El cacique estableció la forma en que habitarían Comala: a través del dolor que a él mismo lo consumía y el silencio que invadió sus últimos días al saber que Susana San Juan nunca lo amó. Cuando murió, dio un golpe seco contra la tierra y se fue desmoronando como si fuera un montón de piedras, como explicó Abundio, quien lo mató.
Las ánimas, arraigadas al rencor y el odio, nunca se van. Ambos sentimientos desbordaron a Pedro Páramo, lo convirtieron en un ser absoluto que devoró el destino de quienes sometió. Incluso Dolores resintió las consecuencias y se llevó consigo cientos de fantasmas que la desbordaron.

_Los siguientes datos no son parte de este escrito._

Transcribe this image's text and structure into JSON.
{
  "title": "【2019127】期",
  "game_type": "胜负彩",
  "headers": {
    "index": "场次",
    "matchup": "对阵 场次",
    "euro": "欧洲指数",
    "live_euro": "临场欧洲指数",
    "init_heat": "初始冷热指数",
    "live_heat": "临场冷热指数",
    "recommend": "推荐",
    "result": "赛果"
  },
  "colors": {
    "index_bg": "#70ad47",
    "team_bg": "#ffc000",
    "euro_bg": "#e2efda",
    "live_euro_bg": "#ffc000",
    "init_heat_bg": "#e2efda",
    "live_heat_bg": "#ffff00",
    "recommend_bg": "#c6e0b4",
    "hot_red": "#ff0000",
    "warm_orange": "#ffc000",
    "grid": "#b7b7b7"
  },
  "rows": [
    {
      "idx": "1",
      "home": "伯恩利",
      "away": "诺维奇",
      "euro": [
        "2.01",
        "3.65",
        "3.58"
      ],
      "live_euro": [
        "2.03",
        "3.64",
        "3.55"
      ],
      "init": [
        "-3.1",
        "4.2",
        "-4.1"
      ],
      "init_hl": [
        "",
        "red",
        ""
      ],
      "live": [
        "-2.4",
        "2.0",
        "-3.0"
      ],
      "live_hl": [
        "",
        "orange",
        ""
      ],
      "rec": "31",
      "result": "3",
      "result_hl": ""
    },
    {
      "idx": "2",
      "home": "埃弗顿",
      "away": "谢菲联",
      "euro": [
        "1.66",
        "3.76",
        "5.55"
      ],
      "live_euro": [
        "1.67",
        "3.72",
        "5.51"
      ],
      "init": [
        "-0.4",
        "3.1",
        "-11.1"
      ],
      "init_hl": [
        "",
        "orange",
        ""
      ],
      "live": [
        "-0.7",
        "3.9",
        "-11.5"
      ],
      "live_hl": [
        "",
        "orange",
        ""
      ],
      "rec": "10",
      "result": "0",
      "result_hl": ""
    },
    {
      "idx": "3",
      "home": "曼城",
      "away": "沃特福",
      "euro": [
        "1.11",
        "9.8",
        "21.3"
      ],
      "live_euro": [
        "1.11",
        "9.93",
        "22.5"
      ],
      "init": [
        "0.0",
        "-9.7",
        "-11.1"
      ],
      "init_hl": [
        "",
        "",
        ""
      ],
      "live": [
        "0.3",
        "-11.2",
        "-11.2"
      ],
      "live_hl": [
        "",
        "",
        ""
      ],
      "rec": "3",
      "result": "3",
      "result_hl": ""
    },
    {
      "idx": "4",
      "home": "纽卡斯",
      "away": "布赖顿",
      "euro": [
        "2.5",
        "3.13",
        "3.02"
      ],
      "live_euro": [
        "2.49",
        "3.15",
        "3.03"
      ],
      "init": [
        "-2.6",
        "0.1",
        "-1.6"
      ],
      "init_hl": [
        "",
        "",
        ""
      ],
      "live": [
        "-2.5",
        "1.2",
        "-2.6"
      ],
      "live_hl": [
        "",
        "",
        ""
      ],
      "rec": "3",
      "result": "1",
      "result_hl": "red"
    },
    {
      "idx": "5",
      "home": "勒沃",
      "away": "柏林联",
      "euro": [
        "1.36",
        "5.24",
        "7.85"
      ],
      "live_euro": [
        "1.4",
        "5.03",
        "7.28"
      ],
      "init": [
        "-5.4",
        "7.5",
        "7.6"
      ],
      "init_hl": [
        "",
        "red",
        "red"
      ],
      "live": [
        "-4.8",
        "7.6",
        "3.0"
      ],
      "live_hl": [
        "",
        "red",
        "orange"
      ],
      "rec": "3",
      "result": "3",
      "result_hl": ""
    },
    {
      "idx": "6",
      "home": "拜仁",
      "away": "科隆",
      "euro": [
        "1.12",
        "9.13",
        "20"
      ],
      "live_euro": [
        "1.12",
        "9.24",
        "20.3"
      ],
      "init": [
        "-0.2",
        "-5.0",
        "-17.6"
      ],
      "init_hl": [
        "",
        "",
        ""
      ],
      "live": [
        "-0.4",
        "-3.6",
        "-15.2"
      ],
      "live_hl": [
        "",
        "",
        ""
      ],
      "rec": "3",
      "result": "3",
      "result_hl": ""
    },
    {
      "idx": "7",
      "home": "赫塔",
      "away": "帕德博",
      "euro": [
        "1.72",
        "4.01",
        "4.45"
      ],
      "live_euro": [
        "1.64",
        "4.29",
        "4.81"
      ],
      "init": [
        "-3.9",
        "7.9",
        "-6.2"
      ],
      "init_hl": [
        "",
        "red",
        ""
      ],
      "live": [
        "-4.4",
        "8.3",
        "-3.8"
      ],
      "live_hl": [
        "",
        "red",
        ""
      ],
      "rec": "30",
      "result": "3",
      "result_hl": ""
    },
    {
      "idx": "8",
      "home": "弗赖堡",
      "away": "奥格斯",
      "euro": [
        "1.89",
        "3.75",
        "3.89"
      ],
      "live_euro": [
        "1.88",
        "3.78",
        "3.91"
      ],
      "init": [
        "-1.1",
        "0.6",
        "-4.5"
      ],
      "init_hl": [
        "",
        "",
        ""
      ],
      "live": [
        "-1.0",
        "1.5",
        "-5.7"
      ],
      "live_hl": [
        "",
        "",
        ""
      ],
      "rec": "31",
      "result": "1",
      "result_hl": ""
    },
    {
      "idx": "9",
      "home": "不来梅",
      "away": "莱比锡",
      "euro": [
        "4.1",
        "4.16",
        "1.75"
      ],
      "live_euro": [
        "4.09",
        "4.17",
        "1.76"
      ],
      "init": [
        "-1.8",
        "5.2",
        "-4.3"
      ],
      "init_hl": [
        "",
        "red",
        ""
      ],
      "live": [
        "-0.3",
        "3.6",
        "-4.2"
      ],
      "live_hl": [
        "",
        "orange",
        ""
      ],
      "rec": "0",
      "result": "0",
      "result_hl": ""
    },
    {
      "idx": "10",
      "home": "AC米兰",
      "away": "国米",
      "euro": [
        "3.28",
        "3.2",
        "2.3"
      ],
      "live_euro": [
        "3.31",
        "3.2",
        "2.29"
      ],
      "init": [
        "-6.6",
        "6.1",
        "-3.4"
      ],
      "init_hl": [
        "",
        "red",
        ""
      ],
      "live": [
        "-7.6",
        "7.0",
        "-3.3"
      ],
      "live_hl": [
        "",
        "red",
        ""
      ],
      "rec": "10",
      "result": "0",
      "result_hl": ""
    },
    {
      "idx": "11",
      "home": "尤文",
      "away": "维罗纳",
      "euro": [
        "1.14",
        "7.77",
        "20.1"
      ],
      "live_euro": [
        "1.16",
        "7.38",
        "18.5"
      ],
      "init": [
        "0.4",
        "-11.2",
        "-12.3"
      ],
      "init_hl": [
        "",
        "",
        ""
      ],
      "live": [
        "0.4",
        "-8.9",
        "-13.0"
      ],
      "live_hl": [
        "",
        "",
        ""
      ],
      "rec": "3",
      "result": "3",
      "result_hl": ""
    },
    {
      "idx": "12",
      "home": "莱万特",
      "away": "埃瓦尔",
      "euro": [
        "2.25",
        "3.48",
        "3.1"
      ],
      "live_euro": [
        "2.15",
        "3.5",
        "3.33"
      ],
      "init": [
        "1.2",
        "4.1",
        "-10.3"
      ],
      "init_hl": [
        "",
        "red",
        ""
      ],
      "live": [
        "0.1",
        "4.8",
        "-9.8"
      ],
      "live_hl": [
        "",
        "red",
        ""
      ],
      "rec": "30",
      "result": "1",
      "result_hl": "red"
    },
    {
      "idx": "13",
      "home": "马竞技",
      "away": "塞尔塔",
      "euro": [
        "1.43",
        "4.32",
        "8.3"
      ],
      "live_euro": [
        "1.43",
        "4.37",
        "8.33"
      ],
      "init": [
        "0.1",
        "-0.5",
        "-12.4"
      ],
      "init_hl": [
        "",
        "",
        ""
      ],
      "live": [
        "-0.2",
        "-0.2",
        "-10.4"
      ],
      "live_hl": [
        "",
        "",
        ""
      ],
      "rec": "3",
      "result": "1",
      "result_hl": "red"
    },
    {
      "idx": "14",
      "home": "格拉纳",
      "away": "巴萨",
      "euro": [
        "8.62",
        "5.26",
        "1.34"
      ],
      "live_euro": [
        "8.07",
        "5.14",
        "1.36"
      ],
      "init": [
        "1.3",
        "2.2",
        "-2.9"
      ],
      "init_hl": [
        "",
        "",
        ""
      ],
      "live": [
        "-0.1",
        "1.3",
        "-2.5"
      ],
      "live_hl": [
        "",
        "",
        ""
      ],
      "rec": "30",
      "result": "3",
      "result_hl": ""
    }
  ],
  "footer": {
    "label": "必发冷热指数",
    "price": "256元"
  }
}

Juan Preciado escuchó algunas historias con las que vivió su madre el resto de su vida. Sin una conexión con la muerte en su vida antes de llegar a Comala, fue arrastrado a las sombras por las almas cautivas del pueblo. El horror no mató al hombre, lo hizo la profunda tristeza de las historias condenadas a repetirse por siempre atadas a Pedro Páramo. Al morir, se transformó en una roca en la que los demás fantasmas fueron uno para nunca rodar.
Fuentes
Bellini, Giuseppe, “Función del silencio en Pedro Páramo”, disponible en https://www.cervantesvirtual.com/obra-visor/funcion-del-silencio-en-pedro-paramo–0/html/837e8d3f-00cb-4660-aae0-119aecf3a085_6.html
Lara Zavala, “Las ánimas de Rulfo”, disponible en https://www.uam.mx/difusion/casadeltiempo/82_nov_2005/casa_del_tiempo_num82_55_58.pdf
Nancy, Jean-Luc, Corpus, trad. de Patricio Bulnes, Madrid, Arena libros, 2003.
Rulfo Juan, Pedro Páramo, Madrid, Cátedra, 1986.
[1] Nancy, Jean-Luc (2003). Corpus. Arena libros. Traducción por Patricio Bulnes. Madrid. Página 78.